- January 7, 2016
- Posted by: AGreer
- Category: Market Conditions
The availability of home loans for low credit score borrowers remains very tight by historical standards but there might be some loosening in 2016 if the Federal Reserve begins raising interest rates.
“If interest rates were to rise, lenders would begin to open up the credit box in order to get more borrowers through the door,” said Sam Khater, deputy chief economist at CoreLogic, during a webinar hosted by American Banker.
But Khater said he doesn’t expect interest rates to rise very much “because the economy remains weak.”
Laurie Goodman, the housing finance director at the Urban Institute, said she expects to see a “modest expansion” in mortgage credit due to the efforts of Fannie Mae, Freddie Mac and the Federal Housing Administration to clarify their loan put-back and indemnification policies.
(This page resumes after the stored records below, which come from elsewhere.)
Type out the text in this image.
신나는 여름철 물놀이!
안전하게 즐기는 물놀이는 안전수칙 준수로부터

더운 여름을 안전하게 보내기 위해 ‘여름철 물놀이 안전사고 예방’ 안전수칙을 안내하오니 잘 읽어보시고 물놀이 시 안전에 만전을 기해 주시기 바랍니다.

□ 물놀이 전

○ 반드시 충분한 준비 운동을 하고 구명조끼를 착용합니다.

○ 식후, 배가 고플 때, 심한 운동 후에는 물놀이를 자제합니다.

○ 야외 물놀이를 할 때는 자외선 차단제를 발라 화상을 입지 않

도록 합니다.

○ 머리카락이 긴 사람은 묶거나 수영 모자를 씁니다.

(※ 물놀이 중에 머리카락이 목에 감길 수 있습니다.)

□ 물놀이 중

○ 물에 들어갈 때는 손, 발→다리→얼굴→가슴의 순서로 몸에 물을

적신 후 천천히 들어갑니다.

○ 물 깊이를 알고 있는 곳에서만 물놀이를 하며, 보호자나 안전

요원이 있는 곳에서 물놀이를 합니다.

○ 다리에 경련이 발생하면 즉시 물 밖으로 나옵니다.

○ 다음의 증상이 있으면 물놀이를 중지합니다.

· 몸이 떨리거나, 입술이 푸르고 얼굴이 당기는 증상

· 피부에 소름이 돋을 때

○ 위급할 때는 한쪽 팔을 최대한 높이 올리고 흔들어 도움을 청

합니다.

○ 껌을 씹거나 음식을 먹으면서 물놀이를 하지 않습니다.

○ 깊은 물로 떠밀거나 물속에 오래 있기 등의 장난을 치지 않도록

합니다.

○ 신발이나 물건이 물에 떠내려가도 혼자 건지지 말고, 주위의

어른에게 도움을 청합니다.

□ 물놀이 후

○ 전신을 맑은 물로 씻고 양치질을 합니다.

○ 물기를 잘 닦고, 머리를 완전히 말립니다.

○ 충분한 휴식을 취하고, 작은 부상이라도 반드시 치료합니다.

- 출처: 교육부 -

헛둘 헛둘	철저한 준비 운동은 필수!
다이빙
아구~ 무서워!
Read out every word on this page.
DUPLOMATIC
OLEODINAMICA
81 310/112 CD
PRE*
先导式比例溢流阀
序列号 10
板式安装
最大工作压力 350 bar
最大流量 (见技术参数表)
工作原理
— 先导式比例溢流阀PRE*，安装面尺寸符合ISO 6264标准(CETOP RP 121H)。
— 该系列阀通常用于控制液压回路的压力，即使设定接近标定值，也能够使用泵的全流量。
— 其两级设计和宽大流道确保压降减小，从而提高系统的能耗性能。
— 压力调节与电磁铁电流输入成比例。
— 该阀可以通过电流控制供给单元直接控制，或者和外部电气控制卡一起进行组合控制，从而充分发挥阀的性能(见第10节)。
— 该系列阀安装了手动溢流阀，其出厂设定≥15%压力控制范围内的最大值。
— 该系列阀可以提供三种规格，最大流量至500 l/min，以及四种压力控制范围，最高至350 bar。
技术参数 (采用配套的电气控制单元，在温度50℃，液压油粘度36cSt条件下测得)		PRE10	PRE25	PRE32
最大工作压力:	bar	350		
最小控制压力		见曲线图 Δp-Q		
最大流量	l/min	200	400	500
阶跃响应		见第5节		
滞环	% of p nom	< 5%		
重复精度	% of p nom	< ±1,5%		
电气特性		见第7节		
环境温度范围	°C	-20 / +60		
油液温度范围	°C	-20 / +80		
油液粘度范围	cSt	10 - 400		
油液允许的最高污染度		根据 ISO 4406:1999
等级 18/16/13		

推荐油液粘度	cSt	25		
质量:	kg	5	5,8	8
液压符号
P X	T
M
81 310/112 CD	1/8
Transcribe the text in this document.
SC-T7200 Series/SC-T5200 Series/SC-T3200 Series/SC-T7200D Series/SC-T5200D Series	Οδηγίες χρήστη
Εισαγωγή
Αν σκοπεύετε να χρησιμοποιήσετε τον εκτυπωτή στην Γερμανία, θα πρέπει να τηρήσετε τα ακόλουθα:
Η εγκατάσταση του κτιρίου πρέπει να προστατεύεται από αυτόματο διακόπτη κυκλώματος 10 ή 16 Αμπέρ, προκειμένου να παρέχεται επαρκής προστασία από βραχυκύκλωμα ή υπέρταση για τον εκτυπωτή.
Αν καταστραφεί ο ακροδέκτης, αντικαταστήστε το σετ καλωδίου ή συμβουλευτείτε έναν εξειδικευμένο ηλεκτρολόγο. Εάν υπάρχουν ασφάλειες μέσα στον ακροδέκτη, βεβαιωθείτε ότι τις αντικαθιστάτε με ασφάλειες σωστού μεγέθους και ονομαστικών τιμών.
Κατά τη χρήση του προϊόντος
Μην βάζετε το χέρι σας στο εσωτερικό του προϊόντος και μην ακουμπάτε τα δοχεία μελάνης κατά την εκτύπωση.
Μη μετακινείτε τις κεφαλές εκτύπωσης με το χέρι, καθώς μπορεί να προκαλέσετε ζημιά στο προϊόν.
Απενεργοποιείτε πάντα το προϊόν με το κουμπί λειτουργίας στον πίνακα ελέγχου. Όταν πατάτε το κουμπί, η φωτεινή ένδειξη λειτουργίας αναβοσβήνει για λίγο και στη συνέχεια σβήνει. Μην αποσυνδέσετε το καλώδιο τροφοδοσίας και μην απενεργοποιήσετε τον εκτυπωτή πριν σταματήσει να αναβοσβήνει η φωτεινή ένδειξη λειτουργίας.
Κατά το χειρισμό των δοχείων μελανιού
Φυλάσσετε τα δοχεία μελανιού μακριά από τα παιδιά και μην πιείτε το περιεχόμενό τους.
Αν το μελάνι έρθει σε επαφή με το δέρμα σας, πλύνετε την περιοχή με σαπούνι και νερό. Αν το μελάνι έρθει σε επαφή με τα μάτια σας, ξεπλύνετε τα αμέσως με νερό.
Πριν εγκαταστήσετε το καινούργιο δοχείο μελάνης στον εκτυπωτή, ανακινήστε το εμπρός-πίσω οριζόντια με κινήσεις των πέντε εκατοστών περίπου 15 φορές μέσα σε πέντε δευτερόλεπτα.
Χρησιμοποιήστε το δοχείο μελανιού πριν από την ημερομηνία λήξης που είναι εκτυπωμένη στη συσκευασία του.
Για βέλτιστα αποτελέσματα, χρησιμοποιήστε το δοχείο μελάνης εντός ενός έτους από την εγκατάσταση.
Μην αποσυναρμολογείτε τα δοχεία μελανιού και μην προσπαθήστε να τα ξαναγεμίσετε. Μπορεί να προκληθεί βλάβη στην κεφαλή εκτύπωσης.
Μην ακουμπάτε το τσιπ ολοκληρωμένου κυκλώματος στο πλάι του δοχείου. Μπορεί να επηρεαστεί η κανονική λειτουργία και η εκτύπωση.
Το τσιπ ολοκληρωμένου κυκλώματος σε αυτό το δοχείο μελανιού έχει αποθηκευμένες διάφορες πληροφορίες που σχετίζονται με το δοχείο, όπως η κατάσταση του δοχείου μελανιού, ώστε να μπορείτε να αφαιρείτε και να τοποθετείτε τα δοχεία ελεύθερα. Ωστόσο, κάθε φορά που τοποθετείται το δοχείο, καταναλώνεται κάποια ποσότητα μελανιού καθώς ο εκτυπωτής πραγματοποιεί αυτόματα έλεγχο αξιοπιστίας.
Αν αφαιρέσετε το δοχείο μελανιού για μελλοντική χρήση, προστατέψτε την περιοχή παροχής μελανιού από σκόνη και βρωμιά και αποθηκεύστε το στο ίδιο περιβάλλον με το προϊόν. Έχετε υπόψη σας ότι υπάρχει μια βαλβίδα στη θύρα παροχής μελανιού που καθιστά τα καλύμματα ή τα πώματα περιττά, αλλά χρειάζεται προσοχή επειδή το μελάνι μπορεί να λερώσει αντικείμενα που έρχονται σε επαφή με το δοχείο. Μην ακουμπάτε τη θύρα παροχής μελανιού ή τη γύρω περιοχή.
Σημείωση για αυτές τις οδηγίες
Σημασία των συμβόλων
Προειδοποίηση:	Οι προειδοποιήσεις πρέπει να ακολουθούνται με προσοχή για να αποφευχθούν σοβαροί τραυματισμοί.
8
“I expected to see some expansion in credit as the FHA and GSEs continue to take actions to open up the credit box and lenders become more and more confident in those actions,” she said during the webinar.
Goodman noted that she expects access to mortgage will be “modestly better” next year due to rising rates because it will force lenders to reach for loan volume.
However, she said mortgage credit is “very, very tight” right now.
“We are taking less the half the credit risk we were taking in 2001,” she said.
The probability of a loan going 90-days delinquent is a little bit over 5% today, she said, compared to 12% in 200l.
Meanwhile, Khater is concerned the economic expansion might be on its last legs.
“What I worry about is potentially a recession coming before underwriting really begins to normalize as in the early 2000s. And we are stuck in his tight underwriting environment for a number of years,” he said.